Search by Author and Date

I have just downloaded Devonthink Office and imported, with OCR, some sample documents into it, and have a couple of questions I hope someone might be able to answer.

Is it possible to search by the Author text that I entered when prompted on import?

How can I search for keywords relating to documents created between a certain date only, for instances when I know a document may have been authored by someone in the past two weeks?

Can I restrict my search to say, only the keywords field, or only the subject fields?

Thanks!

At this moment the Keywords you enter are imported and set into the Comments of a database record. The other data is written to the PDF file but, as with any other PDF file, is not used at this moment except for the file creation and modification date.

Also, the creation date of an OCR-ed PDF file is set to the original file creation date.

Date range searches are not possible in the Find window but the History tool can be helpful.

The History tool has many possibilities that I’d like to mention, although you may or may not find this particularly relevant to your query.

The History view presents a flat view of your entire database, initially sorted by Age on the Modification Date. You can use other Sort options from View > Sort, and/or you can add other sortable columns to your History view using View > Columns. Select an item and press Command-R to see it’s location in your organizational structure.

Click on an item and Control-click (right click). Contextual menu options will let you move or replicate the document to a location, add/remove a label to one or more items, and so on.

Remember also that there’s a script in DT Pro’s Scripts menu that will let you create a smart group that will display all of the content in your DT Pro database that’s been changed during the past week.

Ok thanks for that. It seems that this software might not be suitable for our business after all. It’s a shame because apart from the search limitations, it’s otherwise a great piece of software, and much easier to use and implement than some of the heavier document management systems around.

Thanks for your help!

Comments.

DTPO is using PDFKit from Apple to display the PDF. But Preview doesn’t show the Document Properties information (which you can enter during the OCR process). Maybe in the next OS X release?

If you have the ‘set attributes’ option checked in DTPO’s Preferences > OCR you can enter the Document Properties information, and that information can be seen if the resulting PDF file is opened in Acrobat.

If the Author information is important, just enter it Also into the Keywords field. It will be saved into the document Info panel Comment field. And yes, the Comment field can be searched independently of the other metadata and content of a document. Note also that search results can be sorted by date. As I keep the Info panel permanently open as the right-most window on my display, I can very quickly check dates even in the search window.

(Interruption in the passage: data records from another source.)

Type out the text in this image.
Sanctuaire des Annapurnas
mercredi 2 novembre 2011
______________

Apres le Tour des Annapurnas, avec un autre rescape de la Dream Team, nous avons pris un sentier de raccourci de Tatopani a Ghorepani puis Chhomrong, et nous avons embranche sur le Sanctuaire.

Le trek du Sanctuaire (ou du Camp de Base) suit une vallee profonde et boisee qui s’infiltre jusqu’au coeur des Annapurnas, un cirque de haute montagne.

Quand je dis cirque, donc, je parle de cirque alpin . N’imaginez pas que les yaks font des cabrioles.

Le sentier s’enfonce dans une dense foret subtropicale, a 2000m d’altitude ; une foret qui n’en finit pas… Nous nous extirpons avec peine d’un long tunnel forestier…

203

Of course, if the author’s name is also in the body of the document, it will be found by a content/Phrase search.

Finally, if one needs a really tricky sorting and filtering of the data, one can replicate the search results to a group created for that purpose (usually temporary). I usually use the Vertical Split view in that case and one can add additional sort columns to the view using View > Columns. One can then create subsets of that group through searches and sorts, if needed. For example, although NOT isn’t available in the current set of search operators, it can be emulated by such techniques. Quicker done than described.

To tell the truth, I’ve unchecked the ‘set attributes’ option in DTPO Preferences > OCR. When I’m feeding a bunch of documents into my ScanSnap’s feeder I don’t want to have to stop and fill in the Document Properties information. Worse, that stops the OCR processing queue until the form, is completed. Instead, I’ll depend on DTPO to help me find anything I need. I’ve set ScanSnap manager to give each PDF a name such as “2006_11_02_05_11_07.pdf”. That tells me the date and time the PDF was created. I may or may not change it to a descriptive name later on.